I saw a sign on Pinterest one time that said, “don’t mind the mess, we’re creating memories” and thought it would be PERFECT for a play room/area because that’s exactly what happens. I remember walking by the playroom once and finding Liev had emptied ALL the bins and put ALL the toys in piles all over the floor. I was just about to ask him to clean it up when Liev—beaming with pride—informed me that he was a digger and he was scooping dirt and rocks into dump trucks. Basically, he was using his arms as scoopers and scooping the toys back into their bins. I was so proud in that moment, for two reasons: First, I didn’t start lecturing him about unnecessary messes, and, second, because Liev had become so good at independent play he had come up with a very clever game all on his own.

**Pat myself on the back**

4. Have Designated Parent/Kid Play Time

I believe it’s extremely important for kids to be able to play by themselves, but they also need mama/dada play time too. They need that interaction with you that’s more than talking as a family at dinner, chatting while walking around Target, or reading before bedtime (although those things are important). We need to make memories with our kids, memories they’ll look back on and remember fun times when they had our undivided attention.

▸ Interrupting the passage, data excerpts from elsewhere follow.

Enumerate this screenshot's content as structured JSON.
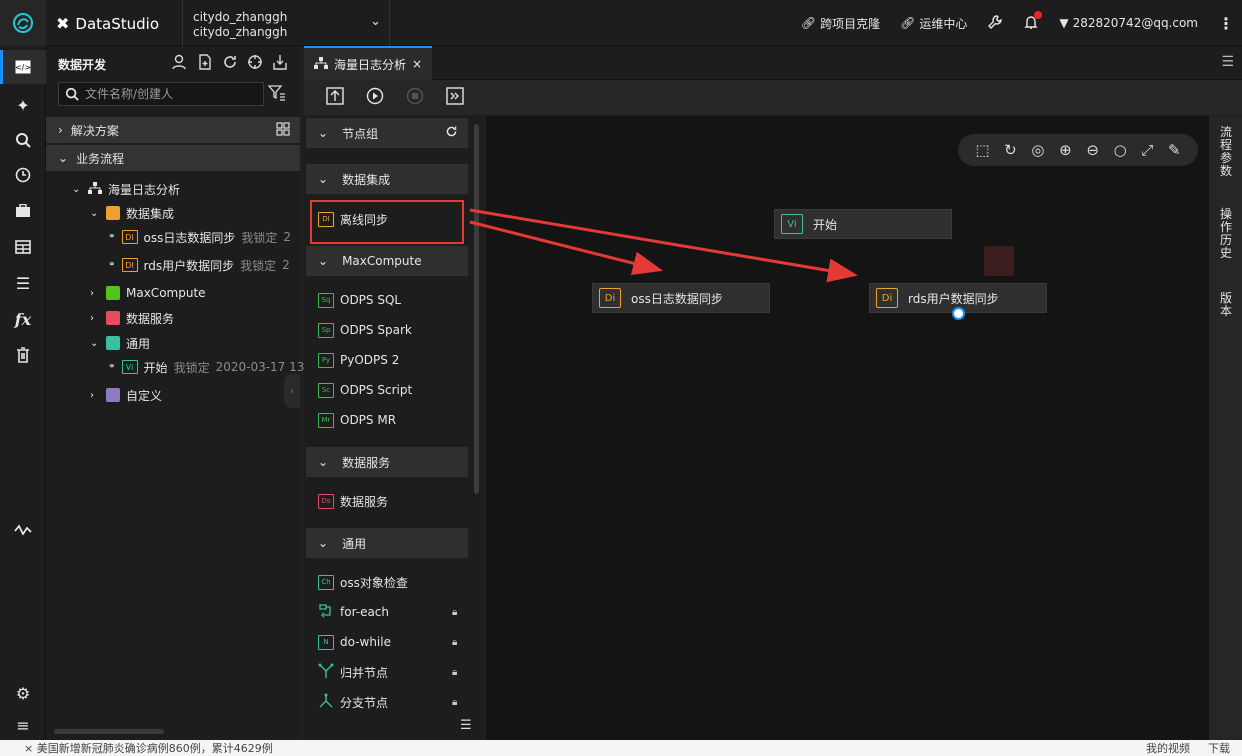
{
  "topbar": {
    "brand": "DataStudio",
    "project_line1": "citydo_zhanggh",
    "project_line2": "citydo_zhanggh",
    "links": [
      "跨项目克隆",
      "运维中心"
    ],
    "user": "282820742@qq.com"
  },
  "explorer": {
    "title": "数据开发",
    "search_placeholder": "文件名称/创建人",
    "sections": {
      "solutions": "解决方案",
      "business_flow": "业务流程"
    },
    "tree": {
      "flow": "海量日志分析",
      "integration": "数据集成",
      "task1": "oss日志数据同步",
      "task1_lock": "我锁定",
      "task1_trunc": "2",
      "task2": "rds用户数据同步",
      "task2_lock": "我锁定",
      "task2_trunc": "2",
      "maxcompute": "MaxCompute",
      "data_service": "数据服务",
      "general": "通用",
      "start": "开始",
      "start_lock": "我锁定",
      "start_time": "2020-03-17 13",
      "custom": "自定义"
    }
  },
  "tabs": {
    "active": "海量日志分析",
    "close": "×"
  },
  "node_panel": {
    "groups": [
      "节点组",
      "数据集成",
      "MaxCompute",
      "数据服务",
      "通用"
    ],
    "items": {
      "offline_sync": "离线同步",
      "odps_sql": "ODPS SQL",
      "odps_spark": "ODPS Spark",
      "pyodps": "PyODPS 2",
      "odps_script": "ODPS Script",
      "odps_mr": "ODPS MR",
      "data_service": "数据服务",
      "oss_check": "oss对象检查",
      "for_each": "for-each",
      "do_while": "do-while",
      "merge": "归并节点",
      "branch": "分支节点"
    },
    "badges": {
      "di": "DI",
      "sq": "Sq",
      "sp": "Sp",
      "py": "Py",
      "sc": "Sc",
      "mr": "Mr",
      "ds": "Ds",
      "ch": "Ch",
      "n": "N"
    }
  },
  "canvas": {
    "nodes": {
      "start": {
        "badge": "Vi",
        "label": "开始"
      },
      "oss": {
        "badge": "Di",
        "label": "oss日志数据同步"
      },
      "rds": {
        "badge": "Di",
        "label": "rds用户数据同步"
      }
    }
  },
  "right_rail": [
    "流程参数",
    "操作历史",
    "版本"
  ],
  "statusbar": {
    "news": "× 美国新增新冠肺炎确诊病例860例，累计4629例",
    "right_items": [
      "我的视频",
      "下载"
    ]
  },
  "colors": {
    "accent": "#1890ff",
    "highlight": "#e53935",
    "di": "#f0a030",
    "vi": "#3ac0a0"
  }
}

I have such vivid memories of going to my Grandma’s house after school and playing Play-Doh with her. It was HOMEMADE Play-Doh (I better say “clay” to avoid a lawsuit) we could eat—don’t ask me how she did it because I don’t have a clue. I think she used pancake batter because every time I make pancakes, the smell of the batter takes me right back to her living room—and she made different colors and everything. It was amazing! But I can see her in my mind so clearly and I can even remember some of the things she built with the clay. Those afternoons are some of my favorite memories and I think it’s because I had her undivided attention. It was just me and Grandma.

Another benefit to this designated time is that it teaches them about time limits and schedules. We always start play time by explaining that we’ll play for this or that set amount of time, usually 45-60 minutes. We started using a timer (since he can’t tell time yet) and when the timer goes off, he knows that this specific block of playtime is done. We tend to break up play times throughout the day. It makes the our work-life balance more manageable and re-enforces independent play.

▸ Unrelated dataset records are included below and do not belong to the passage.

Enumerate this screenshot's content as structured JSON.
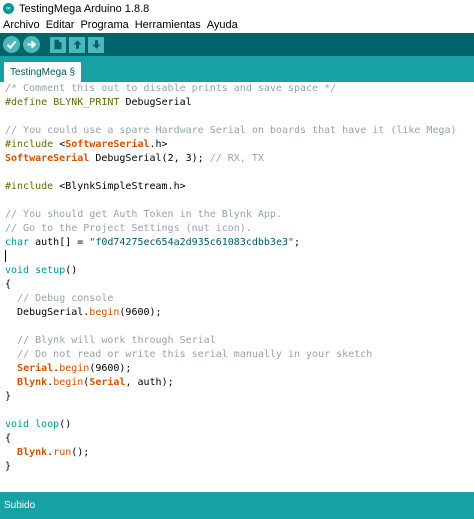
{
  "window": {
    "title": "TestingMega Arduino 1.8.8",
    "icon": "arduino-logo-icon"
  },
  "menu": [
    "Archivo",
    "Editar",
    "Programa",
    "Herramientas",
    "Ayuda"
  ],
  "toolbar": {
    "buttons": [
      "verify-icon",
      "upload-icon",
      "new-icon",
      "open-icon",
      "save-icon"
    ]
  },
  "tab": {
    "label": "TestingMega §"
  },
  "code": [
    [
      {
        "t": "/* Comment this out to disable prints and save space */",
        "c": "c"
      }
    ],
    [
      {
        "t": "#define",
        "c": "pp"
      },
      {
        "t": " "
      },
      {
        "t": "BLYNK_PRINT",
        "c": "pp"
      },
      {
        "t": " DebugSerial"
      }
    ],
    [],
    [
      {
        "t": "// You could use a spare Hardware Serial on boards that have it (like Mega)",
        "c": "c"
      }
    ],
    [
      {
        "t": "#include",
        "c": "pp"
      },
      {
        "t": " <"
      },
      {
        "t": "SoftwareSerial",
        "c": "kwb"
      },
      {
        "t": ".h>"
      }
    ],
    [
      {
        "t": "SoftwareSerial",
        "c": "kwb"
      },
      {
        "t": " DebugSerial(2, 3); "
      },
      {
        "t": "// RX, TX",
        "c": "c"
      }
    ],
    [],
    [
      {
        "t": "#include",
        "c": "pp"
      },
      {
        "t": " <BlynkSimpleStream.h>"
      }
    ],
    [],
    [
      {
        "t": "// You should get Auth Token in the Blynk App.",
        "c": "c"
      }
    ],
    [
      {
        "t": "// Go to the Project Settings (nut icon).",
        "c": "c"
      }
    ],
    [
      {
        "t": "char",
        "c": "kw"
      },
      {
        "t": " auth[] = "
      },
      {
        "t": "\"f0d74275ec654a2d935c61083cdbb3e3\"",
        "c": "str"
      },
      {
        "t": ";"
      }
    ],
    [
      {
        "cursor": true
      }
    ],
    [
      {
        "t": "void",
        "c": "kw"
      },
      {
        "t": " "
      },
      {
        "t": "setup",
        "c": "kw"
      },
      {
        "t": "()"
      }
    ],
    [
      {
        "t": "{"
      }
    ],
    [
      {
        "t": "  "
      },
      {
        "t": "// Debug console",
        "c": "c"
      }
    ],
    [
      {
        "t": "  DebugSerial."
      },
      {
        "t": "begin",
        "c": "fn"
      },
      {
        "t": "(9600);"
      }
    ],
    [],
    [
      {
        "t": "  "
      },
      {
        "t": "// Blynk will work through Serial",
        "c": "c"
      }
    ],
    [
      {
        "t": "  "
      },
      {
        "t": "// Do not read or write this serial manually in your sketch",
        "c": "c"
      }
    ],
    [
      {
        "t": "  "
      },
      {
        "t": "Serial",
        "c": "kwb"
      },
      {
        "t": "."
      },
      {
        "t": "begin",
        "c": "fn"
      },
      {
        "t": "(9600);"
      }
    ],
    [
      {
        "t": "  "
      },
      {
        "t": "Blynk",
        "c": "kwb"
      },
      {
        "t": "."
      },
      {
        "t": "begin",
        "c": "fn"
      },
      {
        "t": "("
      },
      {
        "t": "Serial",
        "c": "kwb"
      },
      {
        "t": ", auth);"
      }
    ],
    [
      {
        "t": "}"
      }
    ],
    [],
    [
      {
        "t": "void",
        "c": "kw"
      },
      {
        "t": " "
      },
      {
        "t": "loop",
        "c": "kw"
      },
      {
        "t": "()"
      }
    ],
    [
      {
        "t": "{"
      }
    ],
    [
      {
        "t": "  "
      },
      {
        "t": "Blynk",
        "c": "kwb"
      },
      {
        "t": "."
      },
      {
        "t": "run",
        "c": "fn"
      },
      {
        "t": "();"
      }
    ],
    [
      {
        "t": "}"
      }
    ]
  ],
  "status": {
    "text": "Subido"
  },
  "colors": {
    "toolbar": "#006468",
    "tabbar": "#17a1a5",
    "status": "#17a1a5",
    "button": "#4db7bb"
  }
}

I hope this helps someone. It was a huge breakthrough for us because we were going nuts trying to keep him entertained and still fulfill our other responsibilities. This was a lesson he HAD to learn for OUR sanity. Now, I know there are going to be days (like today) when he’s just bored and needs someone to play with and that’s totally fine. Honestly, I don’t mind it most days because I know his wanting to play with Mama will be short lived and soon enough I’ll be knocking at his bedroom door asking him if he wants to play with ME. Yeah, I’ll take all the play time I can manage and I’ll enjoy every minute of it while I’m still “fun” in his eyes.